Overcrowding on a London Midland service to Crewe from London Euston earlier today reached a critical point when the densely packed passengers fused together to create dark matter and the beginnings of a black hole.
Problems began when a 12.20 service was cancelled because of staff shortages. The subsequent 12.46 was cancelled because the guard was ‘looking funny’ at the driver. The following service at 13.15 was cancelled because the train manager had thrown a strop over the consistency of his chips and eggy bread and had been sent to his room to ‘have a good long think’.
Finally, the 13.50 was seriously delayed because of a used wet-wipe on the line at Berkhamsted which Railtrack staff declined to touch because it was ‘all icky’. When passengers were finally allowed to board, however, the overcrowding was so dense that by the time it got to Watford, the passengers in Car C had formed a rudimentary hunter-gatherer society.
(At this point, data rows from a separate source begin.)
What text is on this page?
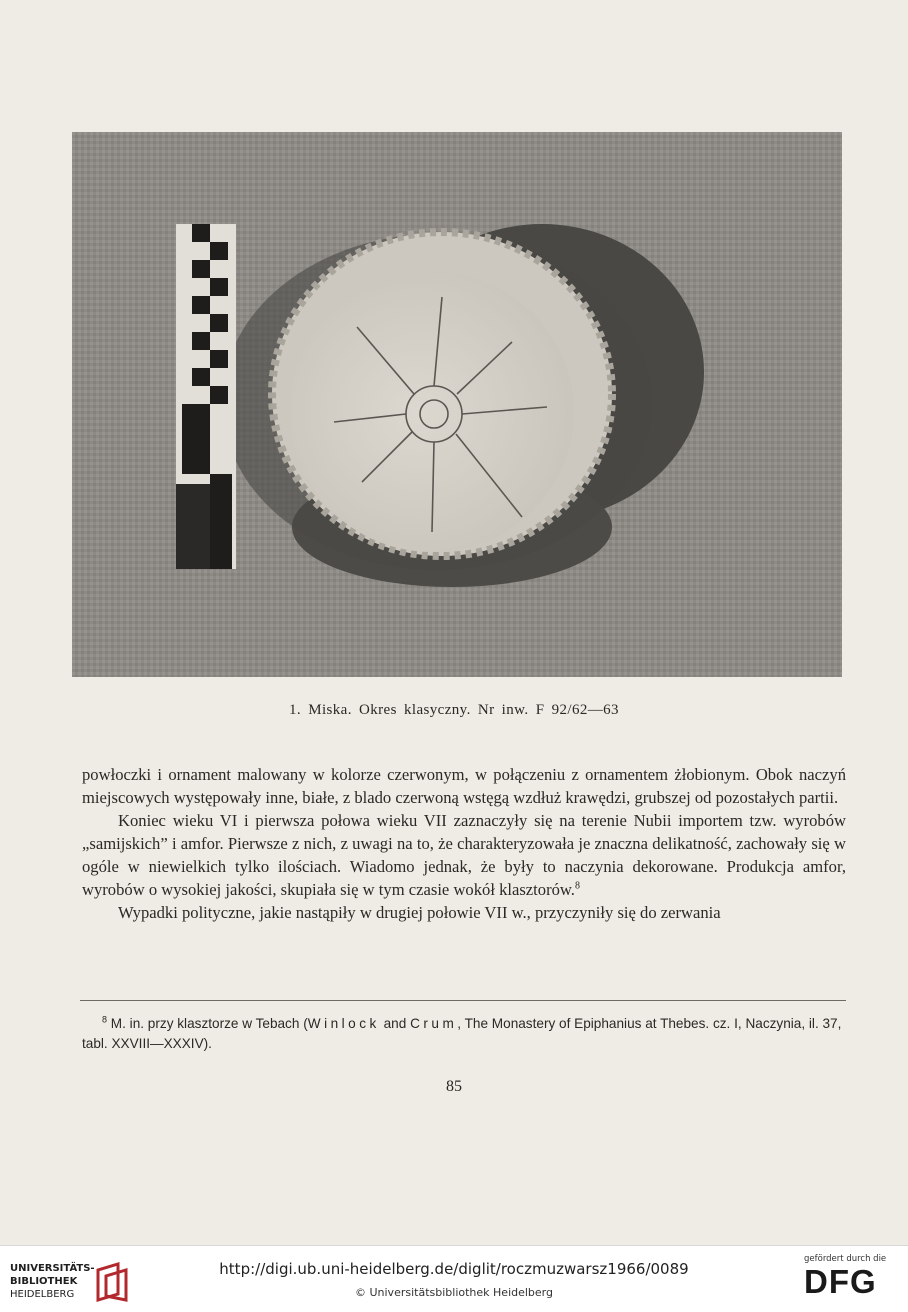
1. Miska. Okres klasyczny. Nr inw. F 92/62—63

powłoczki i ornament malowany w kolorze czerwonym, w połączeniu z ornamentem żłobionym. Obok naczyń miejscowych występowały inne, białe, z blado czerwoną wstęgą wzdłuż krawędzi, grubszej od pozostałych partii.

Koniec wieku VI i pierwsza połowa wieku VII zaznaczyły się na terenie Nubii importem tzw. wyrobów „samijskich” i amfor. Pierwsze z nich, z uwagi na to, że charakteryzowała je znaczna delikatność, zachowały się w ogóle w niewielkich tylko ilościach. Wiadomo jednak, że były to naczynia dekorowane. Produkcja amfor, wyrobów o wysokiej jakości, skupiała się w tym czasie wokół klasztorów.$^8$

Wypadki polityczne, jakie nastąpiły w drugiej połowie VII w., przyczyniły się do zerwania

$^8$ M. in. przy klasztorze w Tebach (Winlock and Crum, The Monastery of Epiphanius at Thebes. cz. I, Naczynia, il. 37, tabl. XXVIII—XXXIV).
85
UNIVERSITÄTS-
BIBLIOTHEK
HEIDELBERG
http://digi.ub.uni-heidelberg.de/diglit/roczmuzwarsz1966/0089
© Universitätsbibliothek Heidelberg
gefördert durch die
DFG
‘Car D formed their own religion with a theistic structure based on human sacrifice and worship of a graven image of Kerry Katona on the front page of Metro,’ said passenger Jean Hepple from Stafford. ‘The four of us in first class compartment formed a string quartet and played Abide With Me while the passengers from the rest of the train hammered on the doors and brandished their flaming torches.’
In Car B, however, overcrowding was so severe that the molecules of the passengers fused together to create a dense mass of dark matter bending light and time itself to such an extent that passengers waiting on the platform at Rugby were sucked in to the mini-event horizon now occupying the coach. This might have caused the universe to implode had the train not come into close proximity with an even more densely crowded Virgin Trains service at Tamworth.
A complete Earth Extinction Event was then narrowly averted by the strong downward wave frequency of the accents of the West Midlands passengers boarding for connections at Coventry. The dense cloud of dark matter from the remaining passengers left the train at Stoke-on-Trent, where it has absorbed the ticket office, a Costa coffee a Tesco Extra and a small but surprised group of Port Vale supporters.